My colleagues in IT Security have had a busy weekend. Since its discovery on Friday afternoon, the WannaCry ransomware attack has continued to spread this weekend, impacting over 10,000 organizations and 200,000 individuals in over 150 countries, according to European authorities. However, while measures have been taken to slow the spread of the malware, new variations have begun to surface.
RIGHT NOW you must apply the MS17-010 patch. If you do not have it, and you have TCP port 445 open, your system will be hit by ransomware.
Go ahead. I’ll wait.
As luck would have it, I have a hospital appointment today. I was tremendously pleased to see the following tweet from my local hospital:
Services are running normally at our hospitals today. Systems have not been affected by the #nhscyberattack and we remain vigilant.
— FrimleyPark Hospital (@FrimleyPark) May 13, 2017
So, what can we learn from this attack, and what three things can we do to guard against future attacks of this nature?
- Stop blaming.While it’s tempting to point fingers at others, one of the key stages of incident response is to focus on root causes.

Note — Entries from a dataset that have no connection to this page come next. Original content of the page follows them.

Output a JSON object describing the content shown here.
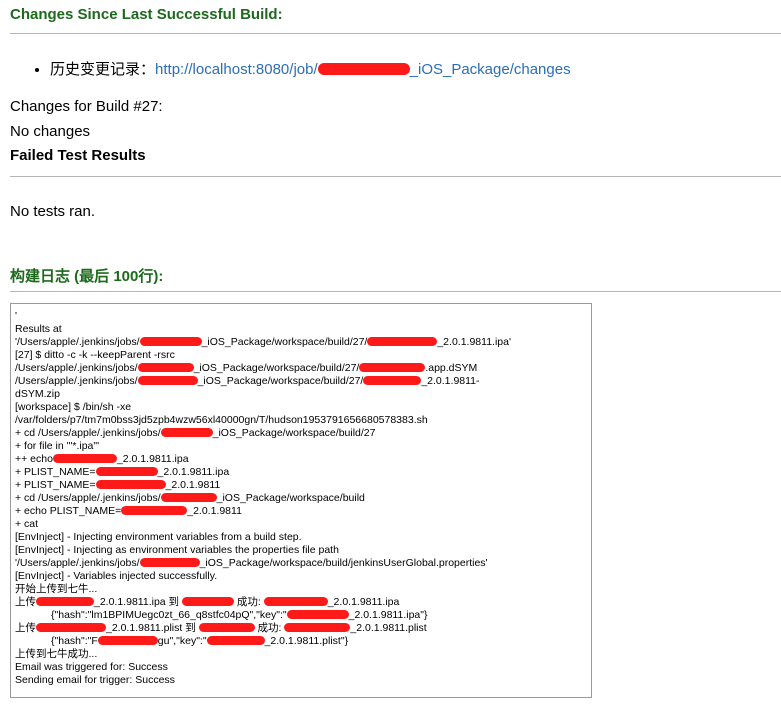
{
  "changes_heading": "Changes Since Last Successful Build:",
  "history": {
    "label": "历史变更记录：",
    "link_prefix": "http://localhost:8080/job/",
    "link_suffix": "_iOS_Package/changes"
  },
  "build_changes_title": "Changes for Build #27:",
  "no_changes": "No changes",
  "failed_tests_heading": "Failed Test Results",
  "no_tests": "No tests ran.",
  "log_heading": "构建日志 (最后 100行):",
  "log_lines": [
    "'",
    "Results at",
    "'/Users/apple/.jenkins/jobs/[R]_iOS_Package/workspace/build/27/[R]_2.0.1.9811.ipa'",
    "[27] $ ditto -c -k --keepParent -rsrc",
    "/Users/apple/.jenkins/jobs/[R]_iOS_Package/workspace/build/27/[R].app.dSYM",
    "/Users/apple/.jenkins/jobs/[R]_iOS_Package/workspace/build/27/[R]_2.0.1.9811-",
    "dSYM.zip",
    "[workspace] $ /bin/sh -xe",
    "/var/folders/p7/tm7m0bss3jd5zpb4wzw56xl40000gn/T/hudson1953791656680578383.sh",
    "+ cd /Users/apple/.jenkins/jobs/[R]_iOS_Package/workspace/build/27",
    "+ for file in '\"*.ipa\"'",
    "++ echo[R]_2.0.1.9811.ipa",
    "+ PLIST_NAME=[R]_2.0.1.9811.ipa",
    "+ PLIST_NAME=[R]_2.0.1.9811",
    "+ cd /Users/apple/.jenkins/jobs/[R]_iOS_Package/workspace/build",
    "+ echo PLIST_NAME=[R]_2.0.1.9811",
    "+ cat",
    "[EnvInject] - Injecting environment variables from a build step.",
    "[EnvInject] - Injecting as environment variables the properties file path",
    "'/Users/apple/.jenkins/jobs/[R]_iOS_Package/workspace/build/jenkinsUserGlobal.properties'",
    "[EnvInject] - Variables injected successfully.",
    "开始上传到七牛...",
    "上传[R]_2.0.1.9811.ipa 到 [R] 成功: [R]_2.0.1.9811.ipa",
    "{\"hash\":\"lm1BPIMUegc0zt_66_q8stfc04pQ\",\"key\":\"[R]_2.0.1.9811.ipa\"}",
    "上传[R]_2.0.1.9811.plist 到 [R] 成功: [R]_2.0.1.9811.plist",
    "{\"hash\":\"F[R]gu\",\"key\":\"[R]_2.0.1.9811.plist\"}",
    "上传到七牛成功...",
    "Email was triggered for: Success",
    "Sending email for trigger: Success"
  ],
  "indented_lines": [
    23,
    25
  ],
  "colors": {
    "heading": "#1d6a1d",
    "link": "#2a6ebb",
    "redaction": "#ff1a1a",
    "rule": "#b5b5b5"
  }
}
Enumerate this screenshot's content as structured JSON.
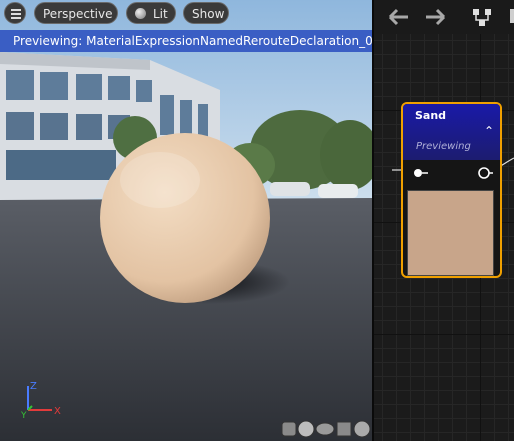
{
  "viewport": {
    "toolbar": {
      "menu_icon": "hamburger-menu-icon",
      "perspective_label": "Perspective",
      "lit_label": "Lit",
      "show_label": "Show"
    },
    "banner": "Previewing: MaterialExpressionNamedRerouteDeclaration_0",
    "axes": {
      "x": "X",
      "y": "Y",
      "z": "Z"
    },
    "preview_mode_icons": [
      "cylinder-icon",
      "sphere-icon",
      "plane-icon",
      "cube-icon",
      "teapot-icon"
    ]
  },
  "graph": {
    "toolbar_icons": [
      "back-arrow-icon",
      "forward-arrow-icon",
      "hierarchy-icon"
    ],
    "node": {
      "title": "Sand",
      "subtitle": "Previewing",
      "collapse_icon": "chevron-up-icon",
      "swatch_color": "#c8a58a",
      "accent_color": "#f0a000"
    }
  }
}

Hindsight is always 20/20, and picking apart why systems were not migrated does not dig you and your enterprise out of the mire right now. Windows XP, a system which has been hit hard by WannaCry can be embedded into key systems as part of the control package and the firmware may not be accessible, nor under your control. Where you have embedded systems (for example POS terminals, medical imaging equipment, telecommunications, and even industrial output systems such as smart card personalisation and document production) make sure that your vendor is able to provide an upgrade path as a critical priority. This should apply even if you have other embedded operation systems such as Linux or other Unix variants as it is safe to assume that all complex software is vulnerable to malware.
- Isolate vulnerable systems. There will be systems which although haven’t yet been affected by malware, but are still vulnerable (see above). It’s important to realise that vulnerable systems are often the ones on which we rely the most, and so a useful temporary fix is to limit the network connectivity – what services can you turn off, especially vulnerable services like network filesharing which can be disabled during the duration of this crisis incident. During a crisis of this nature it is better to err on the side of caution, even if business processes are delayed, this is better than total disruption and non-linear data loss!
- Stay frosty. Gartner’s adaptive security architecture emphasises the need for detection. Make sure your malware detection is updated. Make sure your intrusion detection systems are operating and examining traffic. Ensure that UEBA, NTA and SIEM systems are flagging up unusual behaviour and that this is being triaged and incident handlers are responsive. Bear in mind that additional resources may be required to handle the volume of incidents, liaise with law enforcement, and field questions from the public (and possibly the media). Keep your technical resources focused on resolving key issues, and let external questions be handled by someone else.
After the crisis, there will be time for lessons learned. There will be time to revisit vulnerability management (and you must!). There will be time to look at how you refocus not just at protective measures, but also in key detection capabilities such as UEBA, NTA, and advanced SIEM. There will be time to do some additional threat modelling, and consider carefully what risks you can afford to tolerate – it’s less than you think. Cloud security may come back into the risk management discussion, and that’s also useful.
But right now, you are in the swamp, and the alligators are still lurking beneath the surface. Patch, isolate, and stay vigilant.